La ricerca, ripresa dal 'Daily Mail', è stata pubblicata sul 'Journal of the Royal Society of Medicine' e ha stabilito che in età vittoriana l'aspettativa di vita era di 72 anni per le donne e 75 per gli uomini, che è simile a quella di oggi delle classi inferiori del Regno Unito. Inoltre gli anziani dell'epoca erano molto più sani di adesso, pur svolgendo lavori fisicamente pesanti fino almeno ai 70 anni. Oggi gli uomini trascorrono in media 7,7 anni sotto assistenza medica prima di morire, mentre per le donne il dato supera i 10 anni. "Crediamo che una dieta nutriente e un faticoso esercizio fisico possa migliorare la nostra salute", affermano gli autori dello studio.

Clayton evidenzia anche che "la classe operaia dell'età vittoriana mangiava di più di noi per sopportare la lunga giornata lavorativa. Gli uomini consumavano circa 4-5 mila calorie al giorno, mentre le donne circa 3 mila. Oggi la nostra media è di 2.200. L'obesità era conosciuta solo nelle classi più elevate e ricche".

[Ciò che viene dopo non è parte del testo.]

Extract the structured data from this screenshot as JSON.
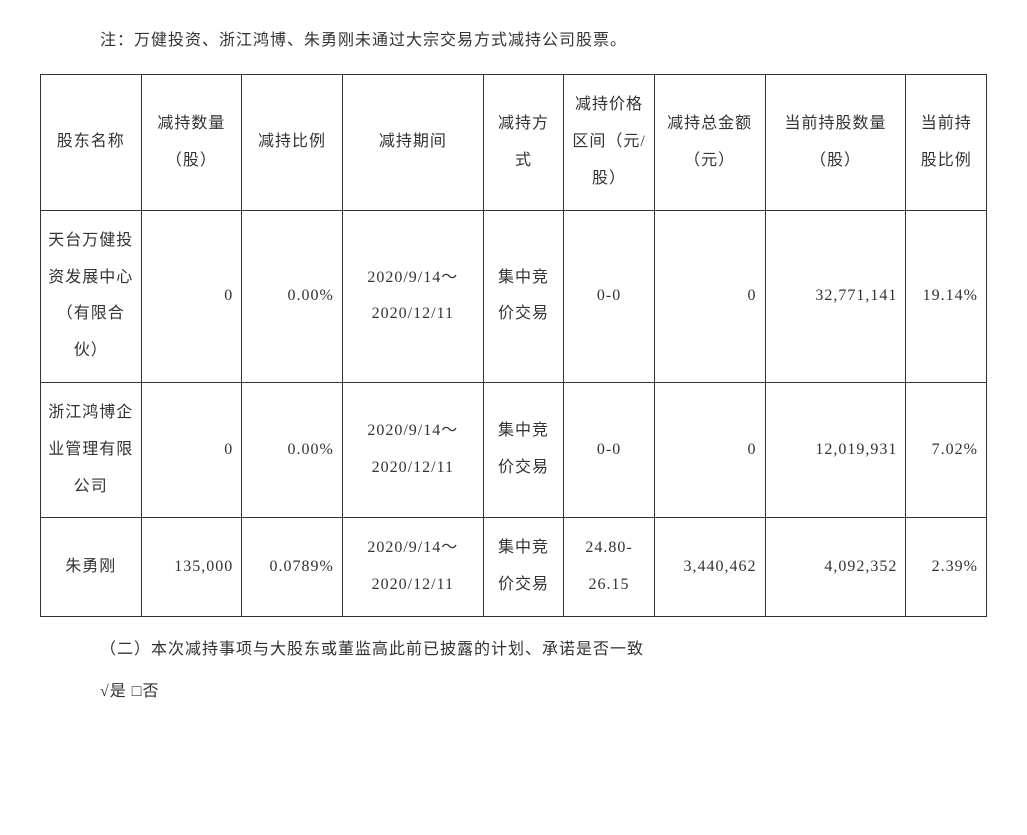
{
  "note": "注：万健投资、浙江鸿博、朱勇刚未通过大宗交易方式减持公司股票。",
  "table": {
    "columns": [
      "股东名称",
      "减持数量（股）",
      "减持比例",
      "减持期间",
      "减持方式",
      "减持价格区间（元/股）",
      "减持总金额（元）",
      "当前持股数量（股）",
      "当前持股比例"
    ],
    "rows": [
      {
        "name": "天台万健投资发展中心（有限合伙）",
        "qty": "0",
        "ratio": "0.00%",
        "period": "2020/9/14～2020/12/11",
        "method": "集中竞价交易",
        "range": "0-0",
        "amount": "0",
        "holding": "32,771,141",
        "curratio": "19.14%"
      },
      {
        "name": "浙江鸿博企业管理有限公司",
        "qty": "0",
        "ratio": "0.00%",
        "period": "2020/9/14～2020/12/11",
        "method": "集中竞价交易",
        "range": "0-0",
        "amount": "0",
        "holding": "12,019,931",
        "curratio": "7.02%"
      },
      {
        "name": "朱勇刚",
        "qty": "135,000",
        "ratio": "0.0789%",
        "period": "2020/9/14～2020/12/11",
        "method": "集中竞价交易",
        "range": "24.80-26.15",
        "amount": "3,440,462",
        "holding": "4,092,352",
        "curratio": "2.39%"
      }
    ]
  },
  "footer_line": "（二）本次减持事项与大股东或董监高此前已披露的计划、承诺是否一致",
  "footer_check": "√是 □否",
  "styling": {
    "border_color": "#333333",
    "text_color": "#333333",
    "background_color": "#ffffff",
    "font_family": "SimSun",
    "base_font_size": 16,
    "line_height": 2.3
  }
}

Oltre a questo, continuano gli esperti, "i nostri avi mangiavano dalle 8 alle 10 porzioni di frutta e verdura, in una dieta che conteneva alti livelli di vitamine e minerali. Inoltre consumavano meno sale, zucchero, alcol e tabacco".

In quel periodo infatti il sale era usato solo come condimento e non per conservare i cibi, il tabacco era masticato o sniffato, mentre le sigarette sono entrate in commercio solo negli anni '80 dell'800 ed erano un prodotto riservato alle classi abbienti.

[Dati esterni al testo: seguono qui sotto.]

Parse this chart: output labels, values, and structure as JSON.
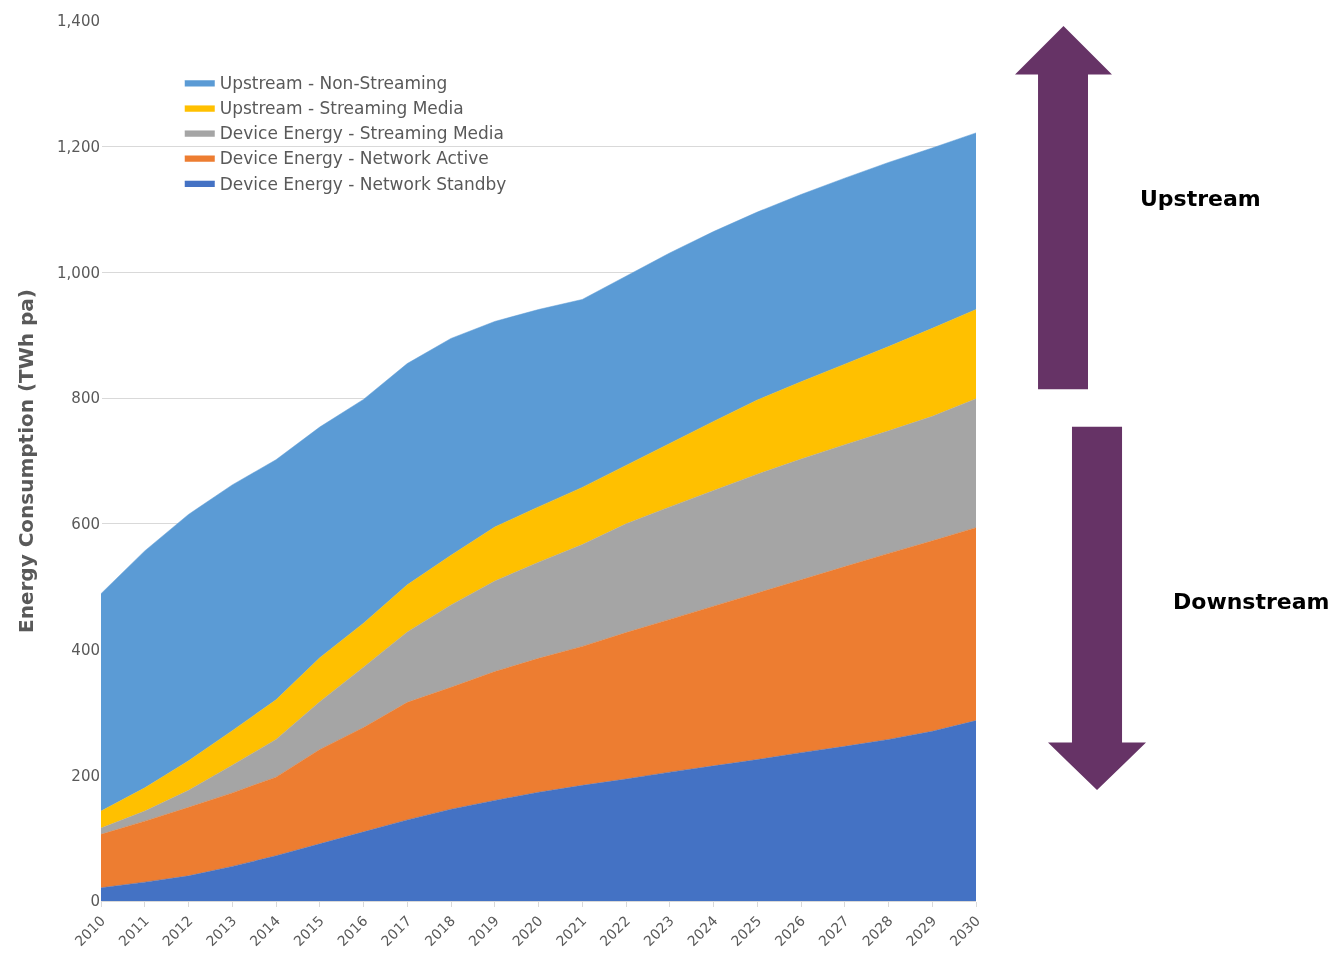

Anche se quello è il momento in cui lo zucchero, importato dai Caraibi, diventò disponibile alla classe lavoratrice e non più solo un lusso che pochi si potevano permettere, per molto tempo continuò a essere consumato solo dai più ricchi. Le classi operaie dell'epoca hanno così mantenuto una dieta ricca di alimenti freschi e non raffinati.